Depuis le 2 décembre 1751 jusqu’au 15, on s’assemble en Sorbonne. Les émissaires des jésuites, Lerouge en chancelant encore, Gaillande en homme furieux, demandent vengeance : de quoi ? d’une thèse que la Sorbonne doit avouer pour sienne. Ils demandent que ce corps se déshonore à jamais. Il faut que cette Sorbonne déclare qu’elle n’a pas entendu un seul mot de la thèse, laquelle elle a examinée pendant quatre jours, laquelle elle a fait soutenir, laquelle elle a approuvée, et qui est son propre ouvrage ; ou qu’elle avoue qu’elle-même en corps a soutenu un système complet contre la religion chrétienne.
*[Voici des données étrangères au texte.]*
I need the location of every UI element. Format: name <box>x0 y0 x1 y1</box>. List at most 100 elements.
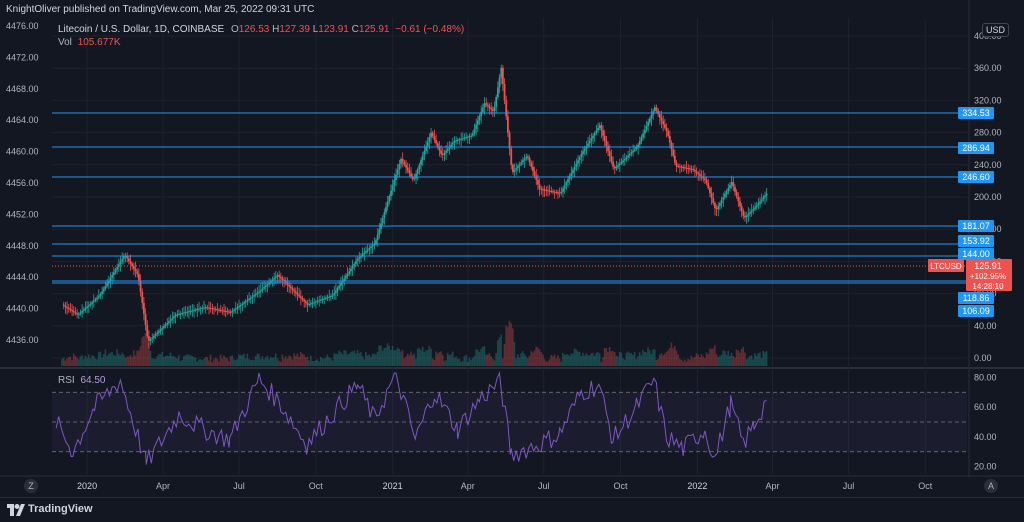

Il n’y a pas de milieu ; c’est dans ce cul-de-sac[2] que la cabale des jésuites et un théatin ont poussé la Sorbonne, qui s’en aperçoit bien aujourd’hui, et qui en gémit, mais trop tard.

Un docteur des plus vertueux et des plus éclairés, l’abbé Legros[3] chanoine de la Sainte-Chapelle, excellent théologien, alla pendant ce temps représenter à l’ancien évêque de Mirepoix l’énormité et le scandale de cette conduite ; qu’on allait couvrir la Sorbonne d’un opprobre éternel ; qu’on perdait un jeune homme innocent, que sa thèse était très-raisonnable, et qu’il se croyait, lui, obligé, en conscience et en honneur, de prendre le parti de l’abbé de Prades ; que c’était en effet secourir la Sorbonne, qui s’allait perdre, en se condamnant elle-même, L’évêque de Mirepoix lui défend d’aller en Sorbonne, et le menace, s’il y va, d’une lettre de cachet. Voilà sur quel ton il parle, et comment il use de son crédit. M. Legros eut pourtant le courage d’aller à ces assemblées tumultueuses ; il y parla avec sagesse, et fut secondé d’environ quarante docteurs qui savent le latin, qui avaient lu la

  1. Christophe de Beaumont ; voyez la note, tome XXI, page 11.
  2. Voltaire a souvent parlé de ce mot, qu’il voulait proscrire ; mais ce ne fut qu’en 1760 qu’il commença à le faire ; voyez la note, tome XVIII, page 302.
  3. Ch.-Fr. Legros, mort en 1790, auteur de l’Analyse des ouvrages de J.-J. Rousseau et de Court de Gébelin, 1785, in-8o, et de quelques autres écrits.